Propostas legislativas que restringem aborto previstos em lei são ‘aberrações legais’, diz artigo

05 de dezembro, 2024 Folha de S. Paulo Por Cláudia Collucci

Dirigentes de serviços dizem que projetos representam retrocesso nos direitos sexuais e reprodutivos e põem mulheres e meninas em perigo

Em artigo pulicado em revista científica internacional, responsáveis por nove serviços de aborto legal em todo o Brasil se opõem a propostas do Legislativo de restringir as interrupções de gravidez já previstas em lei e as classificam de “aberração legal”.

No último dia 27, a CCJ (Comissão de Constituição e Justiça) da Câmara aprovou a admissibilidade de uma PEC (proposta de emenda à Constituição) que coloca a “inviolabilidade da vida desde a concepção” no texto constitucional, o que, na prática, acaba com todas as previsões de aborto legal no país.

Outra proposta, o projeto de lei 1904/2024, busca proibir abortos realizados após 22 semanas de gestação e impõe medidas severas, incluindo até 20 anos de prisão para mulheres que procurarem aborto após estupro.

No artigo, publicado na revista da Figo (Federação Internacional de Ginecologia e Obstetrícia), os autores argumentam que as propostas entram em conflito com diretrizes internacionais, representam retrocesso nos direitos sexuais e reprodutivos e põem em perigo o bem-estar físico e mental de mulheres e meninas.

O Brasil é signatário de vários acordos internacionais, entre eles o Pacto Internacional sobre Direitos Civis e Políticos e a Convenção sobre os Direitos da Criança, que obrigam os Estados membros a proteger os indivíduos dos riscos físicos e mentais associados aos abortos inseguros.

Eles também exigem esforços para reduzir a mortalidade materna, que inclui a prevenção de práticas de aborto inseguro entre meninas e adolescentes.

O artigo lembra que o quadro legislativo brasileiro sobre o aborto já é restritivo, permitindo o procedimento apenas em circunstâncias específicas: gravidezes resultantes de violência sexual, situações que representem risco para a vida da mãe, ou casos de anencefalia.

Na América Latina, países como a Argentina e o Uruguai têm legislações menos restritivas, com o aborto sendo permitido em qualquer circunstância antes de 14 semanas.

A OMS (Organização Mundial da Saúde) não especifica um período gestacional limite de idade para procedimentos de aborto, e a legislação brasileira vigente também não estabelece nenhum limite baseado na idade gestacional.

Segundo os autores, contrariamente aos supostos objetivos de proteger a vida, as legislações propostas agravam as vulnerabilidades existentes e afetam desproporcionalmente as mulheres que mais necessitam de apoio médico e social.

“Efetivamente revogam os direitos das mulheres, adolescentes e meninas vítimas de violência sexual, submetendo-as a mais violência cruel.”

No Brasil, o acesso a serviços de aborto seguro e oportuno é prejudicado por barreiras sistêmicas no sistema de saúde, mesmo naquelas situações em que as mulheres têm o direito assegurado por lei.

“Essa realidade afeta desproporcionalmente os grupos marginalizados, como mulheres negras, empobrecidas e muito jovens, muitas das quais são vítimas de abuso crônico e intrafamiliar.”

Os autores também pontuam que as mulheres e adolescentes que procuram o aborto em idades gestacionais mais avançadas, em geral, tiveram negado o acesso anterior aos cuidados.
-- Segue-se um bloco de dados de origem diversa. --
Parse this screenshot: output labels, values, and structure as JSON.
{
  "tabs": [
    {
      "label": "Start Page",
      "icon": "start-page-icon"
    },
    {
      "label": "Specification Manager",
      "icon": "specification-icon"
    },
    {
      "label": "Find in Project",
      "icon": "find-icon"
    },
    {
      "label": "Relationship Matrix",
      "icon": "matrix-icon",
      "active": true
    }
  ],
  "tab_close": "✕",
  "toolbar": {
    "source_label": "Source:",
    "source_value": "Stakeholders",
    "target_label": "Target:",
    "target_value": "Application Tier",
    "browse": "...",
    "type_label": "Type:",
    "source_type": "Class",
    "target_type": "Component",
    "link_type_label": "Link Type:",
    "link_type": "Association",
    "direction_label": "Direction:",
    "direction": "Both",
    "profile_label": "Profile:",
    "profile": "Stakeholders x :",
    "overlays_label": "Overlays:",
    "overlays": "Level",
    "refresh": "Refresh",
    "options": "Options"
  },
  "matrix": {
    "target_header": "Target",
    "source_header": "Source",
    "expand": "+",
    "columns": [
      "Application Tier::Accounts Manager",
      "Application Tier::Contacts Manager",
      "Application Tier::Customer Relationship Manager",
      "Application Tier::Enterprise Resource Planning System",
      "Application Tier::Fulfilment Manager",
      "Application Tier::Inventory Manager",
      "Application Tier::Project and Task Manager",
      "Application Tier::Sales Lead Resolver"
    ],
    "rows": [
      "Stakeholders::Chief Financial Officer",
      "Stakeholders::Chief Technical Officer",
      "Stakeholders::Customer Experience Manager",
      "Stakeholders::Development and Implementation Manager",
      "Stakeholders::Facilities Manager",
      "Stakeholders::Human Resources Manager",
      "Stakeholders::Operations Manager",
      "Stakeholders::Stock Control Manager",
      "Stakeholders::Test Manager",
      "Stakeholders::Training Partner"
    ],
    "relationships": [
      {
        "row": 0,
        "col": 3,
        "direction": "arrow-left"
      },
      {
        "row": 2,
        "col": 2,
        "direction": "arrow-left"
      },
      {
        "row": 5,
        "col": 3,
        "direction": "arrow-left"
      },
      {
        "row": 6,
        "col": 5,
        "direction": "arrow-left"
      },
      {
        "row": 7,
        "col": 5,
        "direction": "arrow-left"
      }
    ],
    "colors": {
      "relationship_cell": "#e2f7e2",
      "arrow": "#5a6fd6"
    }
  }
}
Apenas 3,6% dos municípios brasileiros oferecem serviços de aborto legal.

Eles afirmam que essas mulheres são as que mais necessitam de apoio e proteção social devido à natureza violenta de suas gravidezes e enfrentam riscos sociais e clínicos significativos se forem forçadas a continuar uma gravidez indesejada. “Esses riscos incluem potenciais danos psicológicos e físicos e, em casos extremos, morte prematura.”